Last year, he published a memoir called Winter Journal that tells the story of his life through the story of his own body — every scar and blemish. Now Auster has published a companion autobiography of his intellectual self, called Report from the Interior.

In it, he explores his education and maturation from within his own mind. The book is narrated in the second person, as if the reader is the author. Paul Auster sat down with NPR's Arun Rath to talk about his new book.


Interview Highlights

On the purpose the book

I'm really trying to dredge up what one might call intellectual and moral material. For example, when do you realize that you are an American? What age does that happen to you? When do you realize what religion your parents practice? When does it all become conscious? I was interested in exploring all of that.

On remembering childhood

It's hard to explain.
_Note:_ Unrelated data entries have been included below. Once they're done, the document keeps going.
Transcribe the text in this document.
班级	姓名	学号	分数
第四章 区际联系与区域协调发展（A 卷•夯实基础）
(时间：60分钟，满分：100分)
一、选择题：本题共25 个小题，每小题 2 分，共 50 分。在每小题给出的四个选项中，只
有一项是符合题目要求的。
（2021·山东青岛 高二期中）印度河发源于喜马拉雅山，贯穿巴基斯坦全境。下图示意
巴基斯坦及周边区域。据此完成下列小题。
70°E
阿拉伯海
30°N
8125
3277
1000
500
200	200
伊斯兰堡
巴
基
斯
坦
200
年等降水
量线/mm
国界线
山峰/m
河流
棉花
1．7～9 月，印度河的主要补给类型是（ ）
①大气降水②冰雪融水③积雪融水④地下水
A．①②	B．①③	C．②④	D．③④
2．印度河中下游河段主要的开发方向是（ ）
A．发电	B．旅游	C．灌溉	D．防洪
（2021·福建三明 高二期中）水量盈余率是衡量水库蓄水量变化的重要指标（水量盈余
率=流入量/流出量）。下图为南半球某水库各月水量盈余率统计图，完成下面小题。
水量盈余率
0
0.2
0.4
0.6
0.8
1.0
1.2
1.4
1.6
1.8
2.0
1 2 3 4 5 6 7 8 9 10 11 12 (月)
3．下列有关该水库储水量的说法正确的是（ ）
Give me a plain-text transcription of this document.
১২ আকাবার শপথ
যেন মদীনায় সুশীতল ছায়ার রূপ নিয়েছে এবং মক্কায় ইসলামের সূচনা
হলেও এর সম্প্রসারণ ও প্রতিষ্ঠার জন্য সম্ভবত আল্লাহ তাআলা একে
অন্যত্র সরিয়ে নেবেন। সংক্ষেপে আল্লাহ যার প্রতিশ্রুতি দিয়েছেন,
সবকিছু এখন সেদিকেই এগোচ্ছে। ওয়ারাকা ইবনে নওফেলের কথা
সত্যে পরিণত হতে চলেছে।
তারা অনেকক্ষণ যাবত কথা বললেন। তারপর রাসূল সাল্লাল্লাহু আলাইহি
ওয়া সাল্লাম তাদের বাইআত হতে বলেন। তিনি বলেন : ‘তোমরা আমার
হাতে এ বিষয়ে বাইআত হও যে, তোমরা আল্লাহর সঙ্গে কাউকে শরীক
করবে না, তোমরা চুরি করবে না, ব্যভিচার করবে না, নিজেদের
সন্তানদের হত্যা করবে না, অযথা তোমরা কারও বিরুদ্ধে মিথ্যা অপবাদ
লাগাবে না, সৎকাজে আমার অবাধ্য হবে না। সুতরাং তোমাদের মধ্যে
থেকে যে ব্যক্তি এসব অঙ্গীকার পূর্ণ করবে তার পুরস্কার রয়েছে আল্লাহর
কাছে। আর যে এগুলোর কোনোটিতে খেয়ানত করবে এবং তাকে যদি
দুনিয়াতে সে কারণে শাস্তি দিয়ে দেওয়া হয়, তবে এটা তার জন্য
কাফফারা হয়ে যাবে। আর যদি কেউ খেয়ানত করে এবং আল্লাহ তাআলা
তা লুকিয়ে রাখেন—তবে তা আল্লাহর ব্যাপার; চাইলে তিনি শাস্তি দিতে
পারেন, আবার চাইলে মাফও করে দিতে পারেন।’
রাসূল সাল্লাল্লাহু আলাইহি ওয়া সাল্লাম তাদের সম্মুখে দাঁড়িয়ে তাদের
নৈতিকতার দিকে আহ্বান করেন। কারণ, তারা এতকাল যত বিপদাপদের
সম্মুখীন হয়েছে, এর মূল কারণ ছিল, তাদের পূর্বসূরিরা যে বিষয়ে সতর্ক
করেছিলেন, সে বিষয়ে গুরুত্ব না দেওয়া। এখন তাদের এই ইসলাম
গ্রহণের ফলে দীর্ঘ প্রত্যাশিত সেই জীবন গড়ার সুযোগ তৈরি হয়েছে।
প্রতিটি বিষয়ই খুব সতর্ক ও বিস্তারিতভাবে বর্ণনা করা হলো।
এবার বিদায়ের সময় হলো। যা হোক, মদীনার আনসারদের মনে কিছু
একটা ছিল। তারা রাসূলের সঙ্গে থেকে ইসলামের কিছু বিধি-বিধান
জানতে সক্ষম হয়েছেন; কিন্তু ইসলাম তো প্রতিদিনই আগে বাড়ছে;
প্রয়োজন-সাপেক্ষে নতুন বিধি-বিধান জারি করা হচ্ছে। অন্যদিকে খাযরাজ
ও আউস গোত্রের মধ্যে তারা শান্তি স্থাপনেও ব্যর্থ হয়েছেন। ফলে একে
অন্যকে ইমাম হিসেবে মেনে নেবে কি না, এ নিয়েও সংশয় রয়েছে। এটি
I think you go into a kind of trance, thrusting yourself back in time and trying to get into your little person's mind and body again. It's not quite like hypnotizing yourself, but a different state of mind than normal thinking or remembering.

On revealing personal details

Listen, if you don't really do it, do the job of telling and exploring even uncomfortable zones of your life, then I don't see what the point of writing is. We're trying to get into truths that in normal life we gloss over.

On the film The Incredible Shrinking Man

I was only 10 years old when I saw this film for the first time. I wasn't prepared, I didn't know what to expect. The film had such a deep philosophical impact on me. It really turned my brain inside out. I started thinking about the world in a completely different way after watching the film.

On writing autobiographies

All through my writing life I've had this impulse to write autobiographical works. This is really the fifth one I've done, and I think I've done it because I'm interested in talking about what it means to be a human being, what it means to be alive. I really have no interest in myself. I find it a very boring topic, but what I'm interested in is trying to remember things from my life that will somehow connect with things that other people have experienced.